The darkness is increasingly going to fall at our behest. Choosing the moment will be straightforward enough. Humans live in the future. Our zest for now resides in our expectation of what lies in store for us next. We’ll know when we want to go:  no next, no point. Pass the dose, doctor.

Here’s a new poem by Fleur Adcock in this week’s Spectator:

Charon

Where is Dr Shipman when we need him
to ferry us across the fatal stream
and land us gently in Elysium?

Shipman, boatman, ferryman – whatever
the craft he plies to help us cross the river –
we seem to have been waiting here forever.

How did we get the timetable so wrong?
Things are becoming vague, and we’re not strong.
Life was OK, but it went on far too long.

When we’ve forgotten how to keep afloat,
Scoop us up, Doctor, in your kindly boat,
And carry us across the final moat.

2 Comments

  1. Charles

    “Responsibility to die”? This should only ever be understood as a self-imposed responsibility or ethic. I don’t believe anyone has the right to suggest or impose dying on anyone else. Society certainly doesn’t.

    At the same time, the bill payer (society) certainly has the right to cut back health care budgets, when the money runs out.

    We are not able to stand on our own two feet anymore, not even in these ultra-personal matters. Society deciding when it is responsible for me to die? No way!

    Speaking personally, I will do my damnedest to decide for myself how and when I will die, if there is to be any choice in the matter. I will not expect to be supported in state hospitals, but nor will I tolerate being kept alive against my will by them. If it comes to that, I will take the matter into my own hands – out of my own responsibilty to myself, and not to some abstract social contract.

  2. Charles

    First of all, I’ve got to admire Fleur Adcock for using Dr Shipman as her image of the Gay Reaper – you’ve got balls, Ms. Adcock!

    I can only expand on what I said before on this subject.

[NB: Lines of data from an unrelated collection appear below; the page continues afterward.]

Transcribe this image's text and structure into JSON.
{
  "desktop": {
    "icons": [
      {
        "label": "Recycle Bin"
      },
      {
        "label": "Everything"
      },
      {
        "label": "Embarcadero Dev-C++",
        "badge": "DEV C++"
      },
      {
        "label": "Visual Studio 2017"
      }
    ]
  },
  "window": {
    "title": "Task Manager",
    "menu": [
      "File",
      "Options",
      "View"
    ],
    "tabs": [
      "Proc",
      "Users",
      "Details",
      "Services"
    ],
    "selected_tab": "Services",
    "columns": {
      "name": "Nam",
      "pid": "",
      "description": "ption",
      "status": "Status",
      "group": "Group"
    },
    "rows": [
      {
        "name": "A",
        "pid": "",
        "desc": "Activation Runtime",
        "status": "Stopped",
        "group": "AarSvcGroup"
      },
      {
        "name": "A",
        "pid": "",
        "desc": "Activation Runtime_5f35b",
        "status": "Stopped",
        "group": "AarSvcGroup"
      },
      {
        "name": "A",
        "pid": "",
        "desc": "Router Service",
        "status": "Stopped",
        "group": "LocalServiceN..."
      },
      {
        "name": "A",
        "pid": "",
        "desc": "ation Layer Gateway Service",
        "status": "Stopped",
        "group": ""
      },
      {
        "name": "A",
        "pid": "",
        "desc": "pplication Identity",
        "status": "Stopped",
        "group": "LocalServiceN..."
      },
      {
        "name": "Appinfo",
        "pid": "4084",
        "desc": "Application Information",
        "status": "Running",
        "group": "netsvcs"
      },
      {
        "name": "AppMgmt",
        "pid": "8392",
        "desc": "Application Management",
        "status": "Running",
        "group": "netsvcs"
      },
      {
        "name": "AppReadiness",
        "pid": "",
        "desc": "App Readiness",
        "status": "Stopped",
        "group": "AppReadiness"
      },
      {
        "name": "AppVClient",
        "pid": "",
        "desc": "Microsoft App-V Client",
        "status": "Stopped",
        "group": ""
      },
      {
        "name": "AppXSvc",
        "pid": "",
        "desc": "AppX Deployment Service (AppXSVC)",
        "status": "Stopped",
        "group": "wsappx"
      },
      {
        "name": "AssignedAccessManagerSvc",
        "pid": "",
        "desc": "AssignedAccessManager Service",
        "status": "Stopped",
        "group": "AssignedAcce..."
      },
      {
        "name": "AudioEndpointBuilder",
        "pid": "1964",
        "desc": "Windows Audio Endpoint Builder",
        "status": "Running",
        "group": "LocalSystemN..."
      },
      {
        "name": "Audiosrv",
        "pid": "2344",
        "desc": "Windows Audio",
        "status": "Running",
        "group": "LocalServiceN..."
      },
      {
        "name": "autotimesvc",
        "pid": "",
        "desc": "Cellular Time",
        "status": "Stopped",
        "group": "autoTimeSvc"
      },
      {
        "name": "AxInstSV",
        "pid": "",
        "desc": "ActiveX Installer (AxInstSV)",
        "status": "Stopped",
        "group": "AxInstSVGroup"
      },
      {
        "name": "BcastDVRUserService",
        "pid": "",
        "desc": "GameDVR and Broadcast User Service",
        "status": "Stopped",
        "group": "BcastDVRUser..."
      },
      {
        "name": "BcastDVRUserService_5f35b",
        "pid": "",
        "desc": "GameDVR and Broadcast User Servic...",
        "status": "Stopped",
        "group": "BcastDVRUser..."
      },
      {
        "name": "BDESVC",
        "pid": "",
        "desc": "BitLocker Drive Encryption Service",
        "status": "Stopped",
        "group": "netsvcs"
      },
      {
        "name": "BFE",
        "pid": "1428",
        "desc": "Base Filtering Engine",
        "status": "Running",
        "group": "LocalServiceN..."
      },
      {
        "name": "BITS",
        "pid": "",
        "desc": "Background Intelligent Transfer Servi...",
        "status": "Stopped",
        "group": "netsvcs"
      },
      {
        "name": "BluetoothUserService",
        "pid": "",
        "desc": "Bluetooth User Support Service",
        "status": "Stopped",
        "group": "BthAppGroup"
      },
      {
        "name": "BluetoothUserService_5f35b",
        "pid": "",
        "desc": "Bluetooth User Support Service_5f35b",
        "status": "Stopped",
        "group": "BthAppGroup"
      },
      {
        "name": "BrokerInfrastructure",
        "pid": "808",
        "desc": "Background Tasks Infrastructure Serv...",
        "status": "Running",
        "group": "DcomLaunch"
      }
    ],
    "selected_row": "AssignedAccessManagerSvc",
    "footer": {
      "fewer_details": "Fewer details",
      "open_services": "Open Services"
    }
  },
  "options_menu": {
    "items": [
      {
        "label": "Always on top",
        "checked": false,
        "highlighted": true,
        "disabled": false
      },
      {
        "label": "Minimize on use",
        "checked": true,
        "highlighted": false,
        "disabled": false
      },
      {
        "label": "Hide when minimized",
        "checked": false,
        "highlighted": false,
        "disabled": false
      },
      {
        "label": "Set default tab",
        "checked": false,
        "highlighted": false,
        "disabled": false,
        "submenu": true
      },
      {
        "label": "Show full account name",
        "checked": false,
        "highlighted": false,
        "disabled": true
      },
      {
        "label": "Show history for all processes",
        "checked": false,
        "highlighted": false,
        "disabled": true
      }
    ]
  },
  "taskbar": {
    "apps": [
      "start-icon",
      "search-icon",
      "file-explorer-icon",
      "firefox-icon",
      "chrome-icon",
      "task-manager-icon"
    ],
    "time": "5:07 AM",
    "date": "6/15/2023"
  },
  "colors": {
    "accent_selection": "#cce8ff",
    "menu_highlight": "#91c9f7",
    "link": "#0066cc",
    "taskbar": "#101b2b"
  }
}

If ‘Society’ – if I ever meet that chap I’m going to tell him it’s HIS turn to die! – decides we all have to live on at any cost just because it can’t bear the thought of mortality, it’s society’s responsibility to find the resources to limit our suffering while we continue past our die-by date for the benefit of its squeamishness, not ours to succumb to economic or moral pressures now that it has noticed its lack of foresight in inventing temporary cures for death, the stupid fool.

    If society is we ourselves, and not some megalomanic godette that hands down edicts about our behaviour, then we should be talking about death and deciding whether we want to be medicated into hyper-old-age, or simply wise about dying on time. Death, where is thy sting? It’s in our unnatural revulsion of our own natural processes, and would be easily disempowered if we stopped feeding it the poison of our ignorance.

    But then, if you’re reading this, you know that.